Mahatat (formerly Telly, Inc. and Twitvid Inc.) is a Kuwait-based company that operates a video on demand platform and offers video streaming services in the Middle East and North Africa. The platform also features Bollywood films and locally produced content, TV shows and exclusive Original contents as well as Kuwaiti Short Films on their website.

==History==
Mahatat Inc, formerly Telly, Inc and Twitvid Inc, was founded in 2009 in the United States. The company primarily serves Saudi Arabia, Bahrain, the United Arab Emirates, Kuwait, Qatar, Oman, Lebanon, Jordan, Egypt, Morocco, Algeria, Tunisia, Iraq, and Yemen with local presence and offices in Kuwait & Dubai.
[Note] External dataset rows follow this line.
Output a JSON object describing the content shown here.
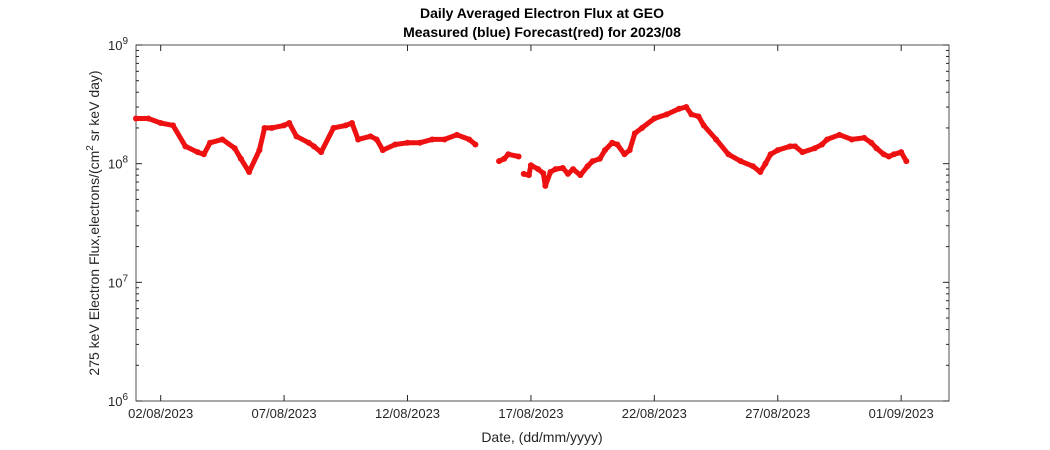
{
  "chart_data": {
    "type": "line",
    "title": "Daily Averaged Electron Flux at GEO",
    "subtitle": "Measured (blue) Forecast(red) for 2023/08",
    "xlabel": "Date, (dd/mm/yyyy)",
    "ylabel": {
      "text": "275 keV Electron Flux,electrons/(cm",
      "sup": "2",
      "rest": " sr keV day)"
    },
    "log_y": true,
    "xlim": [
      "2023-08-01T00:00",
      "2023-09-02T22:30"
    ],
    "ylim": [
      1000000,
      1000000000
    ],
    "xticks": [
      {
        "value": "2023-08-02T00:00",
        "label": "02/08/2023"
      },
      {
        "value": "2023-08-07T00:00",
        "label": "07/08/2023"
      },
      {
        "value": "2023-08-12T00:00",
        "label": "12/08/2023"
      },
      {
        "value": "2023-08-17T00:00",
        "label": "17/08/2023"
      },
      {
        "value": "2023-08-22T00:00",
        "label": "22/08/2023"
      },
      {
        "value": "2023-08-27T00:00",
        "label": "27/08/2023"
      },
      {
        "value": "2023-09-01T00:00",
        "label": "01/09/2023"
      }
    ],
    "yticks": [
      {
        "value": 1000000,
        "label": "10",
        "exponent": "6"
      },
      {
        "value": 10000000,
        "label": "10",
        "exponent": "7"
      },
      {
        "value": 100000000,
        "label": "10",
        "exponent": "8"
      },
      {
        "value": 1000000000,
        "label": "10",
        "exponent": "9"
      }
    ],
    "series": [
      {
        "name": "Forecast",
        "color": "#ee1111",
        "x": [
          "2023-08-01T00:00",
          "2023-08-01T12:00",
          "2023-08-02T00:00",
          "2023-08-02T12:00",
          "2023-08-03T00:00",
          "2023-08-03T12:00",
          "2023-08-03T18:00",
          "2023-08-04T00:00",
          "2023-08-04T12:00",
          "2023-08-05T00:00",
          "2023-08-05T06:00",
          "2023-08-05T14:00",
          "2023-08-06T00:00",
          "2023-08-06T05:00",
          "2023-08-06T12:00",
          "2023-08-07T00:00",
          "2023-08-07T05:00",
          "2023-08-07T12:00",
          "2023-08-08T00:00",
          "2023-08-08T05:00",
          "2023-08-08T12:00",
          "2023-08-09T00:00",
          "2023-08-09T12:00",
          "2023-08-09T18:00",
          "2023-08-10T00:00",
          "2023-08-10T12:00",
          "2023-08-10T18:00",
          "2023-08-11T00:00",
          "2023-08-11T12:00",
          "2023-08-12T00:00",
          "2023-08-12T12:00",
          "2023-08-13T00:00",
          "2023-08-13T12:00",
          "2023-08-14T00:00",
          "2023-08-14T12:00",
          "2023-08-14T18:00",
          "2023-08-15T05:00",
          "2023-08-15T17:00",
          "2023-08-15T22:00",
          "2023-08-16T02:00",
          "2023-08-16T12:00",
          "2023-08-16T14:00",
          "2023-08-16T17:00",
          "2023-08-16T22:00",
          "2023-08-17T00:00",
          "2023-08-17T07:00",
          "2023-08-17T12:00",
          "2023-08-17T14:00",
          "2023-08-17T19:00",
          "2023-08-18T00:00",
          "2023-08-18T07:00",
          "2023-08-18T12:00",
          "2023-08-18T17:00",
          "2023-08-19T00:00",
          "2023-08-19T07:00",
          "2023-08-19T12:00",
          "2023-08-19T19:00",
          "2023-08-20T00:00",
          "2023-08-20T07:00",
          "2023-08-20T12:00",
          "2023-08-20T19:00",
          "2023-08-21T00:00",
          "2023-08-21T05:00",
          "2023-08-21T12:00",
          "2023-08-22T00:00",
          "2023-08-22T12:00",
          "2023-08-23T00:00",
          "2023-08-23T07:00",
          "2023-08-23T12:00",
          "2023-08-23T19:00",
          "2023-08-24T00:00",
          "2023-08-24T12:00",
          "2023-08-25T00:00",
          "2023-08-25T12:00",
          "2023-08-26T00:00",
          "2023-08-26T07:00",
          "2023-08-26T12:00",
          "2023-08-26T17:00",
          "2023-08-27T00:00",
          "2023-08-27T12:00",
          "2023-08-27T17:00",
          "2023-08-28T00:00",
          "2023-08-28T12:00",
          "2023-08-28T19:00",
          "2023-08-29T00:00",
          "2023-08-29T12:00",
          "2023-08-30T00:00",
          "2023-08-30T12:00",
          "2023-08-30T19:00",
          "2023-08-31T00:00",
          "2023-08-31T07:00",
          "2023-08-31T12:00",
          "2023-08-31T17:00",
          "2023-09-01T00:00",
          "2023-09-01T05:00"
        ],
        "values": [
          240000000.0,
          240000000.0,
          220000000.0,
          210000000.0,
          140000000.0,
          125000000.0,
          120000000.0,
          150000000.0,
          160000000.0,
          135000000.0,
          110000000.0,
          85000000.0,
          130000000.0,
          200000000.0,
          200000000.0,
          210000000.0,
          220000000.0,
          170000000.0,
          150000000.0,
          140000000.0,
          125000000.0,
          200000000.0,
          210000000.0,
          220000000.0,
          160000000.0,
          170000000.0,
          160000000.0,
          130000000.0,
          145000000.0,
          150000000.0,
          150000000.0,
          160000000.0,
          160000000.0,
          175000000.0,
          160000000.0,
          145000000.0,
          null,
          105000000.0,
          110000000.0,
          120000000.0,
          115000000.0,
          null,
          82000000.0,
          80000000.0,
          97000000.0,
          90000000.0,
          83000000.0,
          65000000.0,
          85000000.0,
          90000000.0,
          92000000.0,
          82000000.0,
          90000000.0,
          80000000.0,
          95000000.0,
          105000000.0,
          110000000.0,
          130000000.0,
          150000000.0,
          145000000.0,
          120000000.0,
          130000000.0,
          180000000.0,
          200000000.0,
          240000000.0,
          260000000.0,
          290000000.0,
          300000000.0,
          260000000.0,
          250000000.0,
          210000000.0,
          160000000.0,
          120000000.0,
          105000000.0,
          95000000.0,
          85000000.0,
          100000000.0,
          120000000.0,
          130000000.0,
          140000000.0,
          140000000.0,
          125000000.0,
          135000000.0,
          145000000.0,
          160000000.0,
          175000000.0,
          160000000.0,
          165000000.0,
          150000000.0,
          135000000.0,
          120000000.0,
          115000000.0,
          120000000.0,
          125000000.0,
          105000000.0
        ]
      }
    ]
  }
}
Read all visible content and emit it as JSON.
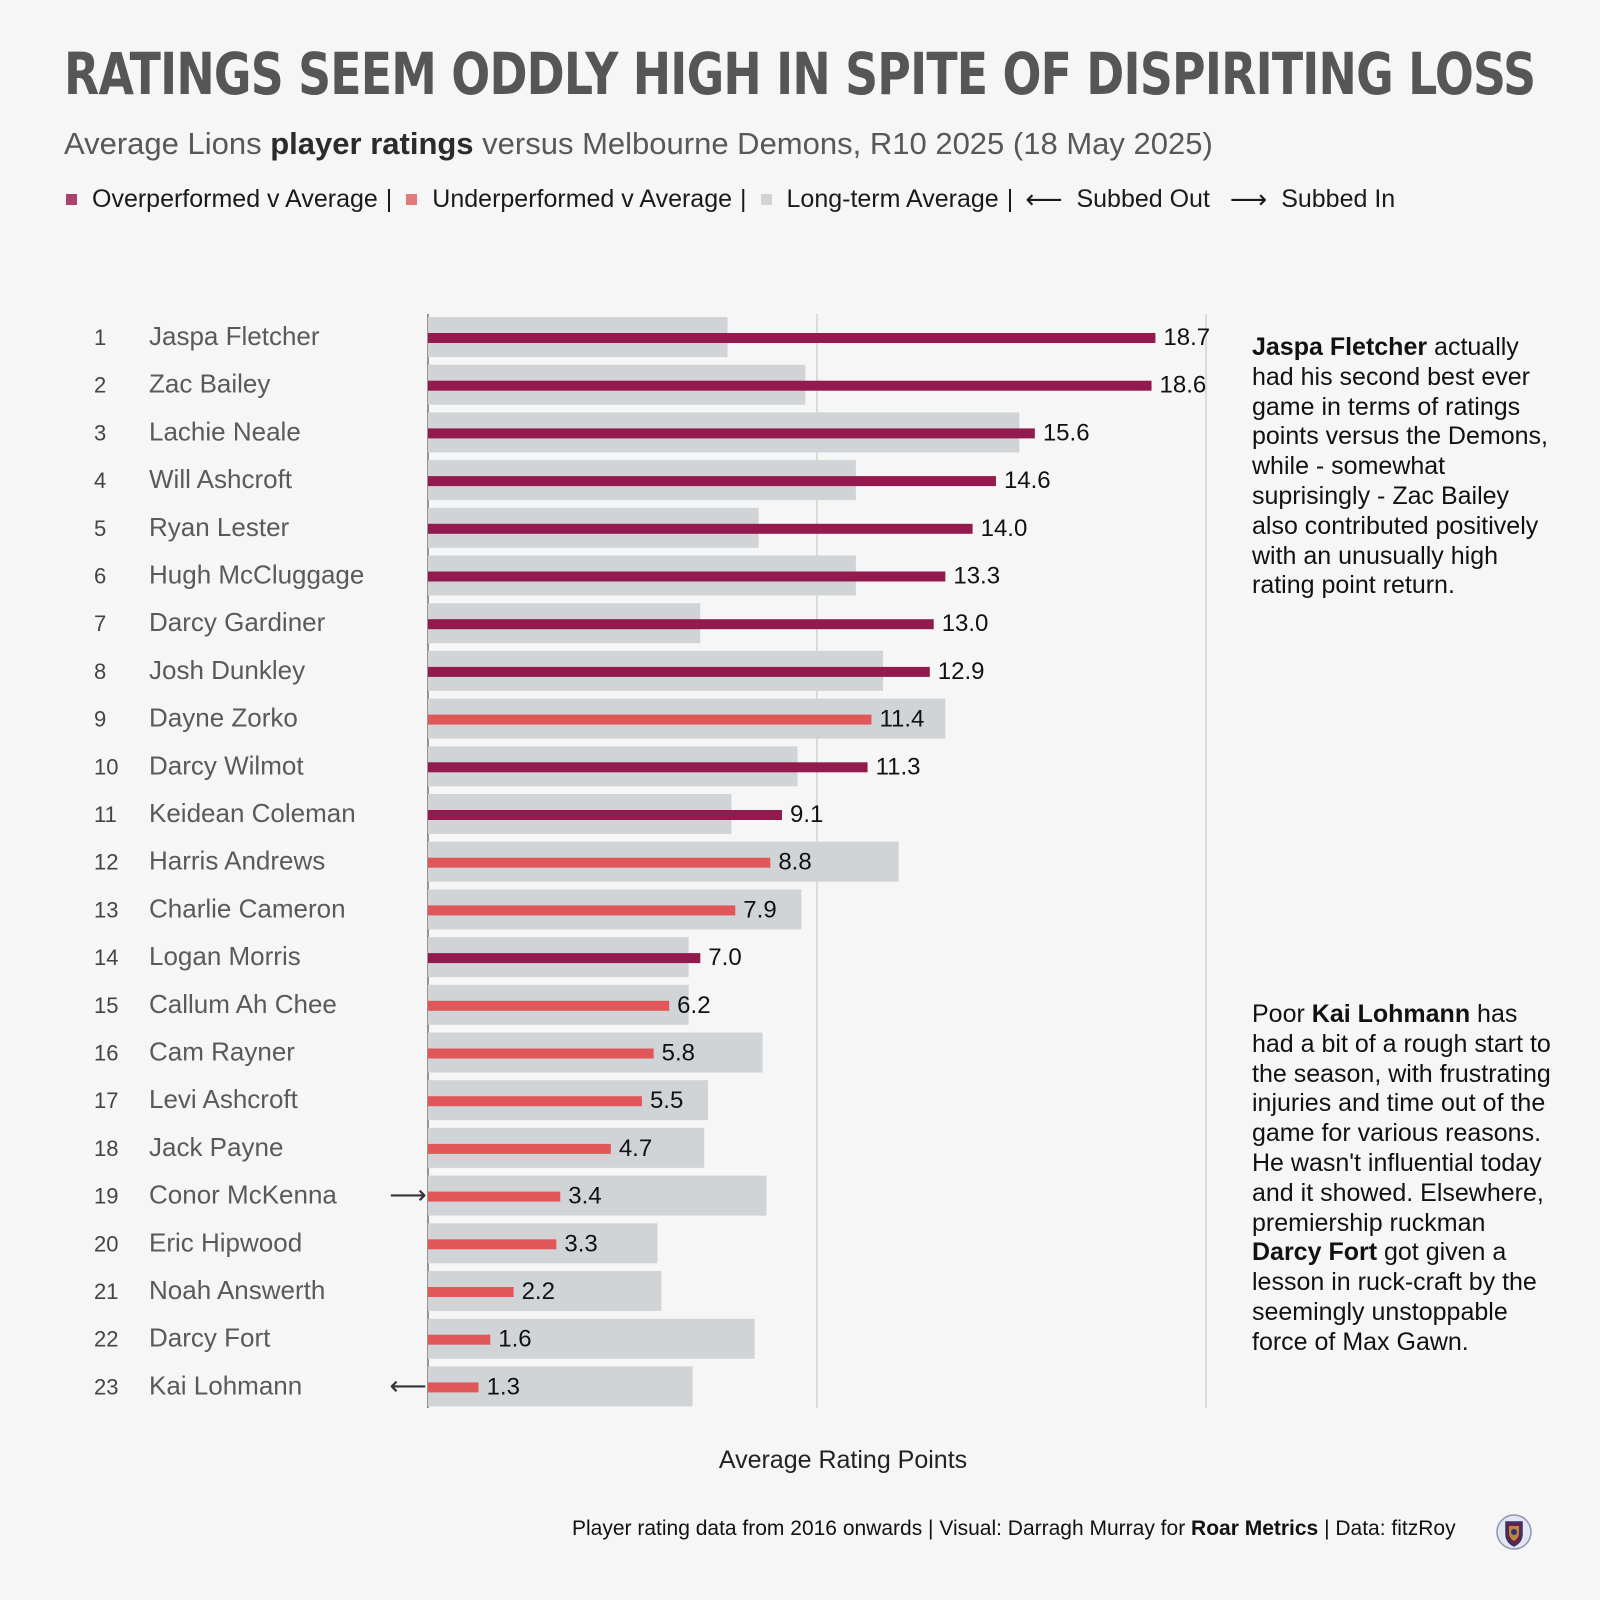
{
  "title": "RATINGS SEEM ODDLY HIGH IN SPITE OF DISPIRITING LOSS",
  "subtitle": {
    "pre": "Average Lions ",
    "bold": "player ratings",
    "post": " versus Melbourne Demons, R10 2025 (18 May 2025)"
  },
  "legend": {
    "over": "Overperformed v Average",
    "under": "Underperformed v Average",
    "avg": "Long-term Average",
    "subbed_out": "Subbed Out",
    "subbed_in": "Subbed In",
    "separator": "|"
  },
  "colors": {
    "over": "#931a4e",
    "under": "#e15759",
    "avg": "#d0d4d7",
    "gridline": "#c9cbc4",
    "background": "#f6f6f6"
  },
  "chart_data": {
    "type": "bar",
    "orientation": "horizontal",
    "xlabel": "Average Rating Points",
    "xlim": [
      0,
      20
    ],
    "gridlines": [
      0,
      10,
      20
    ],
    "players": [
      {
        "rank": "1",
        "name": "Jaspa Fletcher",
        "value": 18.7,
        "avg": 7.7,
        "status": "over",
        "sub": ""
      },
      {
        "rank": "2",
        "name": "Zac Bailey",
        "value": 18.6,
        "avg": 9.7,
        "status": "over",
        "sub": ""
      },
      {
        "rank": "3",
        "name": "Lachie Neale",
        "value": 15.6,
        "avg": 15.2,
        "status": "over",
        "sub": ""
      },
      {
        "rank": "4",
        "name": "Will Ashcroft",
        "value": 14.6,
        "avg": 11.0,
        "status": "over",
        "sub": ""
      },
      {
        "rank": "5",
        "name": "Ryan Lester",
        "value": 14.0,
        "avg": 8.5,
        "status": "over",
        "sub": ""
      },
      {
        "rank": "6",
        "name": "Hugh McCluggage",
        "value": 13.3,
        "avg": 11.0,
        "status": "over",
        "sub": ""
      },
      {
        "rank": "7",
        "name": "Darcy Gardiner",
        "value": 13.0,
        "avg": 7.0,
        "status": "over",
        "sub": ""
      },
      {
        "rank": "8",
        "name": "Josh Dunkley",
        "value": 12.9,
        "avg": 11.7,
        "status": "over",
        "sub": ""
      },
      {
        "rank": "9",
        "name": "Dayne Zorko",
        "value": 11.4,
        "avg": 13.3,
        "status": "under",
        "sub": ""
      },
      {
        "rank": "10",
        "name": "Darcy Wilmot",
        "value": 11.3,
        "avg": 9.5,
        "status": "over",
        "sub": ""
      },
      {
        "rank": "11",
        "name": "Keidean Coleman",
        "value": 9.1,
        "avg": 7.8,
        "status": "over",
        "sub": ""
      },
      {
        "rank": "12",
        "name": "Harris Andrews",
        "value": 8.8,
        "avg": 12.1,
        "status": "under",
        "sub": ""
      },
      {
        "rank": "13",
        "name": "Charlie Cameron",
        "value": 7.9,
        "avg": 9.6,
        "status": "under",
        "sub": ""
      },
      {
        "rank": "14",
        "name": "Logan Morris",
        "value": 7.0,
        "avg": 6.7,
        "status": "over",
        "sub": ""
      },
      {
        "rank": "15",
        "name": "Callum Ah Chee",
        "value": 6.2,
        "avg": 6.7,
        "status": "under",
        "sub": ""
      },
      {
        "rank": "16",
        "name": "Cam Rayner",
        "value": 5.8,
        "avg": 8.6,
        "status": "under",
        "sub": ""
      },
      {
        "rank": "17",
        "name": "Levi Ashcroft",
        "value": 5.5,
        "avg": 7.2,
        "status": "under",
        "sub": ""
      },
      {
        "rank": "18",
        "name": "Jack Payne",
        "value": 4.7,
        "avg": 7.1,
        "status": "under",
        "sub": ""
      },
      {
        "rank": "19",
        "name": "Conor McKenna",
        "value": 3.4,
        "avg": 8.7,
        "status": "under",
        "sub": "in"
      },
      {
        "rank": "20",
        "name": "Eric Hipwood",
        "value": 3.3,
        "avg": 5.9,
        "status": "under",
        "sub": ""
      },
      {
        "rank": "21",
        "name": "Noah Answerth",
        "value": 2.2,
        "avg": 6.0,
        "status": "under",
        "sub": ""
      },
      {
        "rank": "22",
        "name": "Darcy Fort",
        "value": 1.6,
        "avg": 8.4,
        "status": "under",
        "sub": ""
      },
      {
        "rank": "23",
        "name": "Kai Lohmann",
        "value": 1.3,
        "avg": 6.8,
        "status": "under",
        "sub": "out"
      }
    ]
  },
  "annotation1": {
    "bold": "Jaspa Fletcher",
    "text": " actually had his second best ever game in terms of ratings points versus the Demons, while - somewhat suprisingly - Zac Bailey also contributed positively with an unusually high rating point return."
  },
  "annotation2": {
    "pre": "Poor ",
    "bold1": "Kai Lohmann",
    "mid": " has had a bit of a rough start to the season, with frustrating injuries and time out of the game for various reasons. He wasn't influential today and it showed. Elsewhere, premiership ruckman ",
    "bold2": "Darcy Fort",
    "post": " got given a lesson in ruck-craft by the seemingly unstoppable force of Max Gawn."
  },
  "footer": {
    "pre": "Player rating data from 2016 onwards | Visual: Darragh Murray for ",
    "bold": "Roar Metrics",
    "post": " | Data: fitzRoy"
  },
  "logo_icon": "club-crest-icon"
}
After its launch in 2012, Mahatat made social recommendations for videos that a visitor's social contacts may have been watching. Mahatat claims to have had about 115 million views in February and has raised a cumulative of $20 million from different investors such as DFJ, Lumia Capital and Azure Capital with a majority stake by Cinemagics in Kuwait, one of the leading production companies in the region. With the knowledge that no one had yet cracked the video-on-demand market in the Middle East, Mahatat and Icflix became the main competitors when they entered a fragmented market affected by piracy and little investment yet with 14.5 million hours of videos are watched per day. Mahatat soon signed deals with Sony Pictures Television, Samsung mobile and Miramax as well as independent content owners for more than 1,000 television shows and films.
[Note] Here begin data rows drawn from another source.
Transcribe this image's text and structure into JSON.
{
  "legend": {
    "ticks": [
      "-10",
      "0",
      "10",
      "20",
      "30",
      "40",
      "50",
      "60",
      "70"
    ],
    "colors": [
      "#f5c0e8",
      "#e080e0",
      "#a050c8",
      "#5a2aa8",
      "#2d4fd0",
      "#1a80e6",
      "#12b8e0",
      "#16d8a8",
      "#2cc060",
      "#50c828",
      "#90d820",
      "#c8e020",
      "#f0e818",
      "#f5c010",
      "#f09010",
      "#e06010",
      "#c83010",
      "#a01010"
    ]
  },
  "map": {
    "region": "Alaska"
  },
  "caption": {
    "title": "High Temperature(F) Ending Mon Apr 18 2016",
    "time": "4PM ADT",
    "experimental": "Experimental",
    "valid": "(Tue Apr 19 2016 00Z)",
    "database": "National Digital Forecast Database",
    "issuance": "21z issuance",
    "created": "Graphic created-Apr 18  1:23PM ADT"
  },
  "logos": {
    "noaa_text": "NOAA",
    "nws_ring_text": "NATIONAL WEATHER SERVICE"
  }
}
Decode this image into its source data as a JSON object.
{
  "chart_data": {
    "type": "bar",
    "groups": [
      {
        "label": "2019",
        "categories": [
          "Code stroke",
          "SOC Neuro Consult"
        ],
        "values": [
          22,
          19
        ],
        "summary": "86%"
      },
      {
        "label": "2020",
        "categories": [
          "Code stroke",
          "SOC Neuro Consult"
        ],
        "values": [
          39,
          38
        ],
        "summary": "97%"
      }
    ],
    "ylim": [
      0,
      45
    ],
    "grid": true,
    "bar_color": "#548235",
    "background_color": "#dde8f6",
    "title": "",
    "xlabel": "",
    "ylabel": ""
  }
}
In 2013, the company acquired Sha-Sha (شاشا), which was dubbed as the Netflix of the Middle East, to serve video streaming to the Arab world. Later, Mahatat teamed up with Telfaz 11, Saudi Arabia's primary Internet television network, to cater this customer base for a first window before the show hits YouTube.
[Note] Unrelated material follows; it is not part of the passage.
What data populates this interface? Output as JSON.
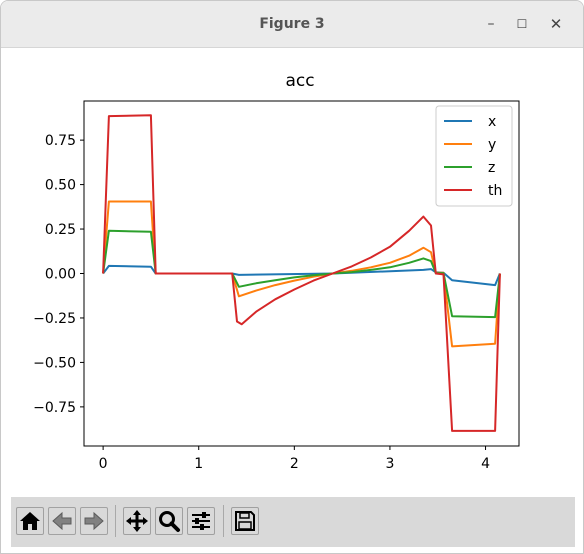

In June 2015, co-produced with Cinemagics A Song in her eyes, starred by Haya Abdul Salam & Fouwad Ali. This is the first move towards original production and programming for Mahatat.

== Services ==
The company has signed up with major studios like Sony Pictures for series like Breaking Bad and films like The Social Network and There Will Be Blood. Mahatat has been reported to leverage the trend of smart TVs, and smartphones in emerging markets, an approach that has also been cited for Netflix. Mahatat has hence been mainly serving these two types of customers that prefer to stream videos online. This service has specifically been cited to be enabled in Panasonic Smart TVs as a pre-loaded service to market to Middle East with Hollywood and Arabic movies and TV shows.